Sorry, I meant record not stat.

> [...]
>
> > > +In Linux kernel, the event core layer uses the structure perf_buffer to
> > > +track the buffer’s latest header, and it keeps the information for
> > > +buffer pages. The structure perf_buffer manages ring buffer during its
> > > +life cycle, it is allocated once the ring buffer is created and released
> > > +when the ring buffer is destroyed.
> > > +
> > > +It’s possible for multiple events to write buffer concurrently. For
> > > +instance, a software event and a hardware PMU event both are enabled for
> > > +profiling, when the software event is in the middle of sampling, the
> > > +hardware event maybe be overflow and its interrupt is triggered in this
> > > +case. This leads to the race condition for updating perf_buffer::head.
> > > +In __perf_output_begin(), Linux kernel uses compare-and-swap atomicity
> > > +local_cmpxchg() to implement the lockless algorithm for protecting
> > > +perf_buffer::head.
> >
> > In the case of:
> > $ perf record -e "instructions,faults"
> > faults is a software event but it won't share the ring buffer with
> > instructions. I think the atomicity exists for the side band events.
>
> I verified on my Arm64 board and confirmed that hardware events
> (instructions, cycles) share the same ring buffer with software event
> (faults).
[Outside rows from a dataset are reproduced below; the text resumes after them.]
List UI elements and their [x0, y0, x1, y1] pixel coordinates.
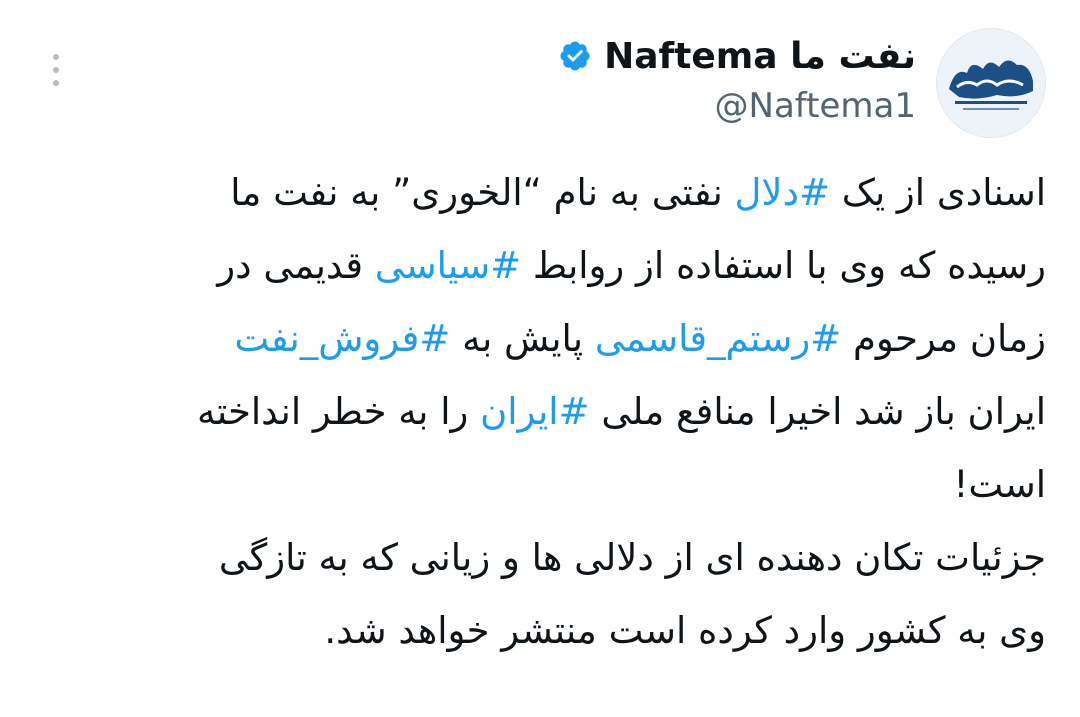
- name-row: نفت ما Naftema: [558, 30, 916, 82]
- tweet-text-segment: است!: [953, 463, 1046, 506]
- verified-badge-icon: [560, 41, 590, 71]
- hashtag-link[interactable]: #فروش_نفت: [234, 317, 450, 360]
- tweet-line: اسنادی از یک #دلال نفتی به نام “الخوری” …: [40, 156, 1046, 229]
- tweet-text-segment: ایران باز شد اخیرا منافع ملی: [589, 390, 1046, 433]
- tweet-line: ایران باز شد اخیرا منافع ملی #ایران را ب…: [40, 375, 1046, 448]
- more-vertical-icon-dot: [53, 80, 59, 86]
- tweet-line: زمان مرحوم #رستم_قاسمی پایش به #فروش_نفت: [40, 302, 1046, 375]
- avatar[interactable]: [936, 28, 1046, 138]
- tweet-line: رسیده که وی با استفاده از روابط #سیاسی ق…: [40, 229, 1046, 302]
- author-info: نفت ما Naftema @Naftema1: [558, 30, 916, 126]
- hashtag-link[interactable]: #رستم_قاسمی: [595, 317, 841, 360]
- tweet-text-segment: زمان مرحوم: [841, 317, 1046, 360]
- tweet: نفت ما Naftema @Naftema1 اسنادی از یک #د…: [0, 0, 1080, 717]
- tweet-text-segment: جزئیات تکان دهنده ای از دلالی ها و زیانی…: [218, 536, 1046, 579]
- more-vertical-icon-dot: [53, 67, 59, 73]
- hashtag-link[interactable]: #ایران: [480, 390, 589, 433]
- tweet-text-segment: پایش به: [450, 317, 595, 360]
- hashtag-link[interactable]: #سیاسی: [375, 244, 521, 287]
- tweet-text-segment: اسنادی از یک: [829, 171, 1046, 214]
- tweet-line: وی به کشور وارد کرده است منتشر خواهد شد.: [40, 594, 1046, 667]
- more-options-button[interactable]: [40, 44, 72, 96]
- tweet-text-segment: وی به کشور وارد کرده است منتشر خواهد شد.: [324, 609, 1046, 652]
- tweet-text: اسنادی از یک #دلال نفتی به نام “الخوری” …: [40, 156, 1046, 667]
- tweet-text-segment: قدیمی در: [217, 244, 375, 287]
- tweet-line: است!: [40, 448, 1046, 521]
- display-name[interactable]: نفت ما Naftema: [604, 36, 916, 77]
- more-vertical-icon: [53, 54, 59, 60]
- tweet-line: جزئیات تکان دهنده ای از دلالی ها و زیانی…: [40, 521, 1046, 594]
- tweet-text-segment: نفتی به نام “الخوری” به نفت ما: [230, 171, 735, 214]
- hashtag-link[interactable]: #دلال: [735, 171, 830, 214]
- naftema-logo-icon: [937, 29, 1045, 137]
- user-handle[interactable]: @Naftema1: [558, 86, 916, 126]
- tweet-text-segment: رسیده که وی با استفاده از روابط: [521, 244, 1046, 287]
- tweet-text-segment: را به خطر انداخته: [196, 390, 481, 433]
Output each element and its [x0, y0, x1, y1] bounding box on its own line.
Below is the captured log (truncated for more readable):
>
> ...
> => __perf_sw_event
> => do_page_fault
> => do_translation_fault
> ...
> ls-884 [003] ...2. 253.737217: perf_output_begin_forward: __perf_output_begin: rb=00000000720bac97 page=0 offset=1688 addr=0000000019392296 size=2408
>
> ...
> => __perf_event_overflow
> => perf_event_overflow
> => armv8pmu_handle_irq
> ...
> ls-884 [003] d.h1. 253.737247: perf_output_begin_forward: __perf_output_begin: rb=00000000720bac97 page=0 offset=1736 addr=000000009e259b5a size=2360
>
> We can see for both software event and Armv8 PMU event, both use the
> same rb pointer (0x00000000720bac9), which means the software and
> hardware events store samples into the same ring buffer. Thus the
> above description is valid.
>
> P.s. maybe the side band events are not a relevant topic, but I can
> see the side band events have dedicated ring buffer.

You're right, the code doing this is using ioctls in particular
PERF_EVENT_IOC_SET_OUTPUT:
https://git.kernel.org/pub/scm/linux/kernel/git/perf/perf-tools-next.git/tree/tools/lib/perf/evlist.c?h=perf-tools-next#n517
The man page mentions "PERF_FLAG_FD_OUTPUT (broken since Linux
2.6.35)" which had confused me.

Thanks,
Ian

> Thanks,
> Leo